We can create a separate thread to run the agent, and use a for-loop to get the last agent response.

In [None]:
import threading

stream = StreamingLastResponseCallbackHandler.from_agent_type(agent=AgentType.ZERO_SHOT_REACT_DESCRIPTION)
def _run():
    agent.run("Who is Leo DiCaprio's girlfriend? What is her current age raised to the 0.43 power?", callbacks=[stream])
threading.Thread(target=_run).start()

for token in stream:
    print(token, end="", flush=True)

 Gigi Hadid's age raised to the 0.43 power is 4.1906168361987195.

## 3. Post process on-the-fly

You can also post process on-the-fly by using ``postprocess`` decorator.

In [23]:
from typing import List
import tiktoken
enc = tiktoken.get_encoding("cl100k_base")

stream = StreamingLastResponseCallbackHandler.from_agent_type(agent=AgentType.ZERO_SHOT_REACT_DESCRIPTION)
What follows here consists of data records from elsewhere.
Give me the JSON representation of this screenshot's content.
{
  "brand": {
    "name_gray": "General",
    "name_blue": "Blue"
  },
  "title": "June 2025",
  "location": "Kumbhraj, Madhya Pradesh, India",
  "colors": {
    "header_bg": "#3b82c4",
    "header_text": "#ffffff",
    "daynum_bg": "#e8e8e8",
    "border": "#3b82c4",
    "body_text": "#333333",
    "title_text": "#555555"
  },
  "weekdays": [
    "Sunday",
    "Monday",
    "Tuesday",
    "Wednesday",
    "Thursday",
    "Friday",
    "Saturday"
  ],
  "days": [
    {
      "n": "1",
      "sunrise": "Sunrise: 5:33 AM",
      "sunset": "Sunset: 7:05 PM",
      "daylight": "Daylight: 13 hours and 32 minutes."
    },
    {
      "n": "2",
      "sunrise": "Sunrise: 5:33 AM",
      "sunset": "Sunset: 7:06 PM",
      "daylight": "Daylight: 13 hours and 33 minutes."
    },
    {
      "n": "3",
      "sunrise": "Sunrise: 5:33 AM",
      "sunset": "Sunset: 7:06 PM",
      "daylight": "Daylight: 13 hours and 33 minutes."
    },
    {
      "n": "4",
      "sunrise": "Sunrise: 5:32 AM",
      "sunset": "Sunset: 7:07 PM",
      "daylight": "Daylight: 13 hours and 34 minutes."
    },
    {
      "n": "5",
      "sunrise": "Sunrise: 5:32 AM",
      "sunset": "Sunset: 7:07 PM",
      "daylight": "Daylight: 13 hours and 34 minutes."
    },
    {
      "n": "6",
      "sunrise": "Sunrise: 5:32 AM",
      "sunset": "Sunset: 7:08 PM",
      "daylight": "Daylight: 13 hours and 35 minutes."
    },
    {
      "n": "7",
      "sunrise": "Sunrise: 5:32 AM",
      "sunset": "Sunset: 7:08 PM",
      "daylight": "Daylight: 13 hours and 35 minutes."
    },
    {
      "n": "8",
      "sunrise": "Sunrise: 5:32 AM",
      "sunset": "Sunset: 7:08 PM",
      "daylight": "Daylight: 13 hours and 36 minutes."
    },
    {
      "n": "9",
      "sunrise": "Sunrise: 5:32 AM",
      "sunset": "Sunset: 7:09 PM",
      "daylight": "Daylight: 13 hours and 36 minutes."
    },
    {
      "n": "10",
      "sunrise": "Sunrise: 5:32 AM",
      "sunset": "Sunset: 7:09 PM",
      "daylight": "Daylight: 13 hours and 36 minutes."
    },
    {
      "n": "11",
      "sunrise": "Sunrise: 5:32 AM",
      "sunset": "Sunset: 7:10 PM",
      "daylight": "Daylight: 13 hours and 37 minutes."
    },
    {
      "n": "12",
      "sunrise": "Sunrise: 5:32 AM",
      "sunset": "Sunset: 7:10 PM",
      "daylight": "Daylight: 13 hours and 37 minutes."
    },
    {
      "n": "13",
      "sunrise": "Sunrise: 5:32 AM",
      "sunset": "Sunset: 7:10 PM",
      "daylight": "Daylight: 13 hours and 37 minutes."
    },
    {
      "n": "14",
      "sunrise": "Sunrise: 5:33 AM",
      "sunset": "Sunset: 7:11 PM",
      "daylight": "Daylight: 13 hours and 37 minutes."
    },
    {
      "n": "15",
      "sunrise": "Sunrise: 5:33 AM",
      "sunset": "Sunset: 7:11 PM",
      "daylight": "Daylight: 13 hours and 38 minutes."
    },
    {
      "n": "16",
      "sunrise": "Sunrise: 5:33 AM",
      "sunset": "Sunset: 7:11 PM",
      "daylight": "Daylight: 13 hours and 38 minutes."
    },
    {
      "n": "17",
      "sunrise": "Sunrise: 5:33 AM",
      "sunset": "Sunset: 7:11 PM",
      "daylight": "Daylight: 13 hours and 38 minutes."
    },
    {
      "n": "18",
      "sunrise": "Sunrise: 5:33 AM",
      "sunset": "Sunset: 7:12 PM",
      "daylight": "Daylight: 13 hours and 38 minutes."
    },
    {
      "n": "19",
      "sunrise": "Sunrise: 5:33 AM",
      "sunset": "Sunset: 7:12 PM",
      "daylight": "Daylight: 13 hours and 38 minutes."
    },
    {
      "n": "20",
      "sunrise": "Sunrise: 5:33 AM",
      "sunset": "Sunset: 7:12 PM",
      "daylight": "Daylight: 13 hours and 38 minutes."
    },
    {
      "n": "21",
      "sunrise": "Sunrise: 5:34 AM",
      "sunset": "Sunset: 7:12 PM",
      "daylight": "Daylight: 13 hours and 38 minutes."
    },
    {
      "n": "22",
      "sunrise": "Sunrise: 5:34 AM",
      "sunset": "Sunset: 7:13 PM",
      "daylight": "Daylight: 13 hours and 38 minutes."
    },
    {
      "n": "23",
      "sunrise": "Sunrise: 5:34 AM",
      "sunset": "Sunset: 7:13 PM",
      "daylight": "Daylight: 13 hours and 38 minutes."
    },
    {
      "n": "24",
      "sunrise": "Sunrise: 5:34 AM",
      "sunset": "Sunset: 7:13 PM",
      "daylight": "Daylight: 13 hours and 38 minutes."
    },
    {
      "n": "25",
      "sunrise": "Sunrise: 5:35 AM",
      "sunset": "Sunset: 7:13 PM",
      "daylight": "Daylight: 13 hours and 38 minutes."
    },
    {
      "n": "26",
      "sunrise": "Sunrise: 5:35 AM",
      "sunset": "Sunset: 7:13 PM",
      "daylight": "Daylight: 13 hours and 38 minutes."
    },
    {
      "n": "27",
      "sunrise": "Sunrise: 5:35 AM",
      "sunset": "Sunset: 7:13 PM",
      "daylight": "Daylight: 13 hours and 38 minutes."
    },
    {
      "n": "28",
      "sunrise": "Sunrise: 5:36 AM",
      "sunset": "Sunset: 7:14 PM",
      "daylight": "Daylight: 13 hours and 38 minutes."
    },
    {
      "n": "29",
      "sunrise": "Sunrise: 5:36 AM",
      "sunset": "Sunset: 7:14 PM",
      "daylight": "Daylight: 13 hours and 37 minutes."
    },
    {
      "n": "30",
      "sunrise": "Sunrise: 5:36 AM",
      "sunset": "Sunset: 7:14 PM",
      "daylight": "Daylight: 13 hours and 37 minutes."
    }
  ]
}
@stream.postprocess(sliding_window_step=1, window_size=3)
def postprocess_func(tokens: List[str]) -> List[str]:
    sentence = "".join(tokens).replace("Python", "LangChain")
    out_tokens = [enc.decode([t]) for t in enc.encode(sentence)]  # postprocess output can have different size!
    return out_tokens

def _run():
    agent.run('Is python good?', callbacks=[stream])
threading.Thread(target=_run).start()

for token in stream:
    print(token, end="", flush=True)

 LangChain is generally considered to be a good language for programming, with many advantages.